Public opinion, for the most part, sees the Caisse de dépôt as Quebeckers' nest egg, even though the public controls less than 30% of it through its contributions to the Régime des rentes du Québec or its premiums to the Société d’assurance automobile du Québec. The Caisse's 20 other depositors are private pension funds or dedicated insurance funds.
But the Caisse is not a crown corporation like Hydro-Québec. It makes no profit for itself, it has no funds of its own like an independent manager and only serves its depositors. Unless the public servants, the construction workers, the emergency medical technicians and the farmers were to agree, and unless it could be shown that it is their interests to agree, the Caisse could not come to the aid of the other holders of ABCP. The Caisse is not a regulator, nor an indemnity fund, any more than Ontario funds like Teachers or Omers.
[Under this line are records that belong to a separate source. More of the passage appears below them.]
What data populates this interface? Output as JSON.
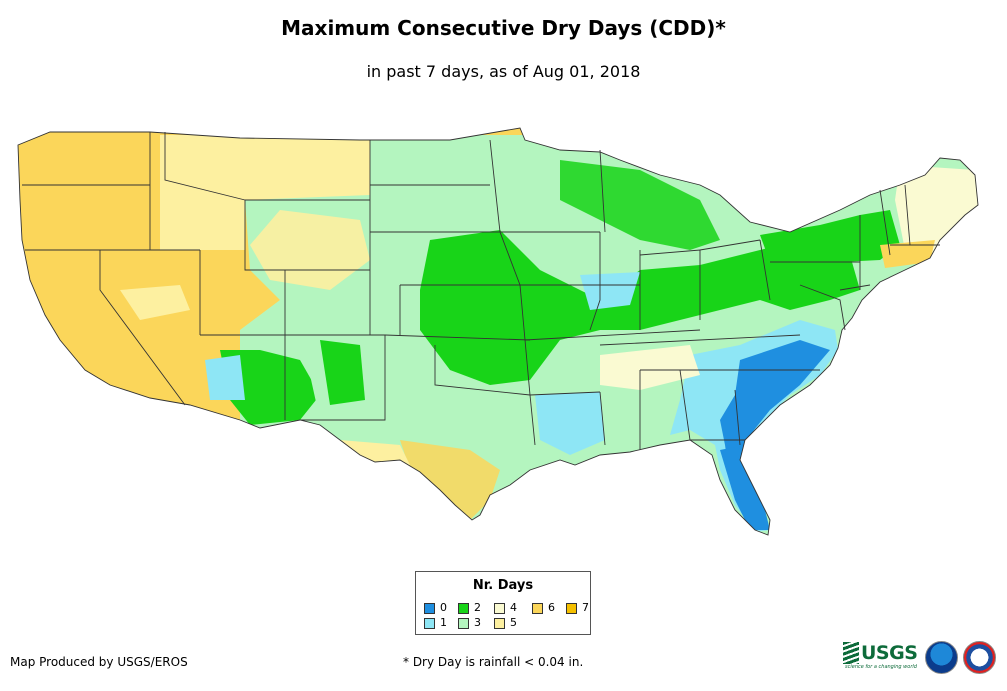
{
  "title": "Maximum Consecutive Dry Days (CDD)*",
  "subtitle": "in past 7 days, as of Aug 01, 2018",
  "legend": {
    "title": "Nr. Days",
    "items": [
      {
        "label": "0",
        "color": "#1f8fe0"
      },
      {
        "label": "1",
        "color": "#8ee6f5"
      },
      {
        "label": "2",
        "color": "#18d418"
      },
      {
        "label": "3",
        "color": "#b4f5bf"
      },
      {
        "label": "4",
        "color": "#fafad2"
      },
      {
        "label": "5",
        "color": "#fdf0a0"
      },
      {
        "label": "6",
        "color": "#fbd65a"
      },
      {
        "label": "7",
        "color": "#f5c000"
      }
    ]
  },
  "credit": "Map Produced by USGS/EROS",
  "footnote": "* Dry Day is rainfall < 0.04 in.",
  "logos": {
    "usgs_text": "USGS",
    "usgs_tagline": "science for a changing world",
    "usgs_icon": "usgs-logo-icon",
    "noaa_icon": "noaa-logo-icon",
    "nws_icon": "nws-logo-icon"
  },
  "colors": {
    "state_border": "#333333",
    "background": "#ffffff"
  }
}
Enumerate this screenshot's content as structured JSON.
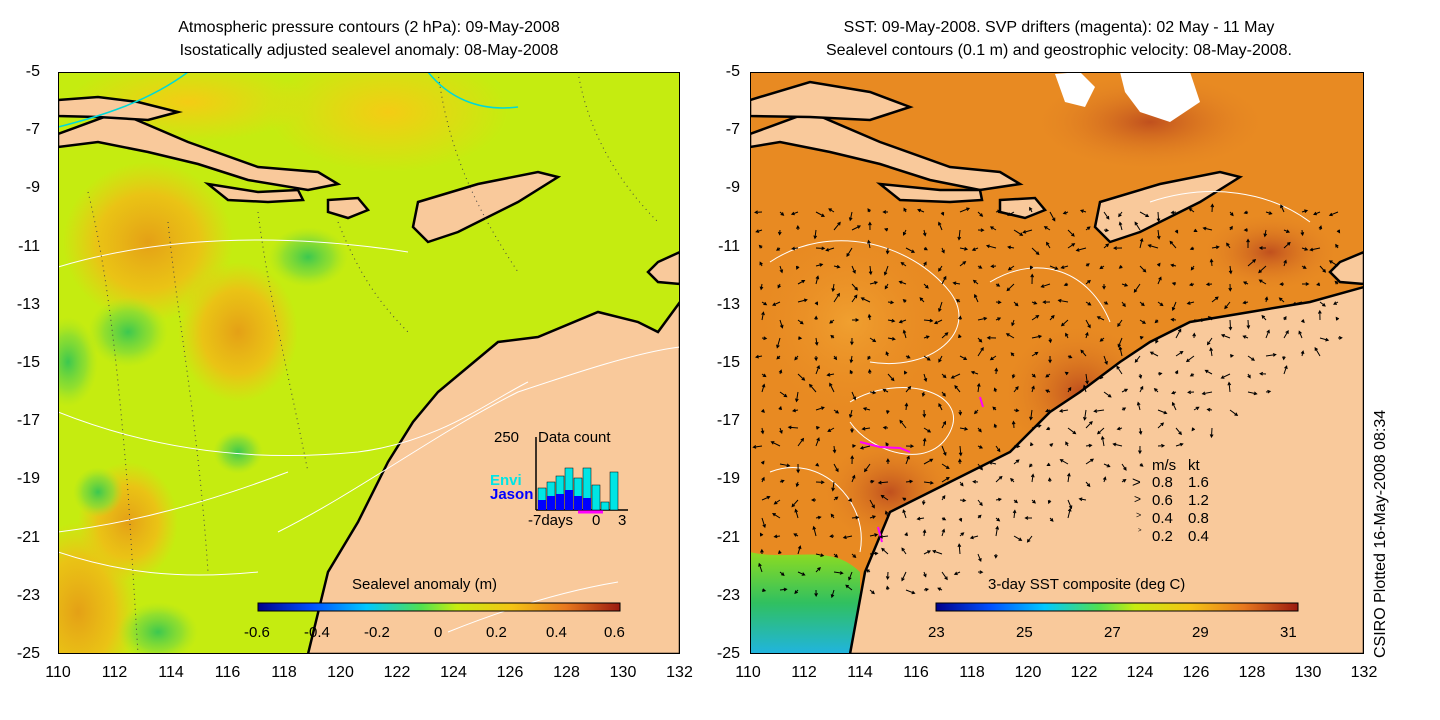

Ladies and gentlemen, what Canada most needs is just that, an indemnity fund for investors in cases of fraud or breach of trust. We cannot keep asking ourselves, every time there is a scandal or every time major market errors come to light, who should compensate the investors. Nor can we depend on discretionary or arbitrary decisions of one institution or another. It makes no difference if it is the Mouvement Desjardins, the two other savings cooperatives in Ontario and the West that are offering compensation, the Financière Banque Nationale, which is offering partial compensation, or Canaccord and Credential Securities, which did not offer compensation until very recently.
The responsibility lies in the financial sector and it can be assumed only by some institutions, or a segment of the market, as was the case in Quebec with the savings advisors, the only group to fund the Fonds d'indemnisation des services financiers du Québec, which does nothing.
Such a fund would increase competition in the marketplace by allowing a greater number of management companies to offer equivalent protection to investors. According to Jean-Luc Landry, the outgoing president of the Association des conseillers financiers du Québec, there is an urgent need to treat mutual funds in the same way as any other common consumer product or other savings products.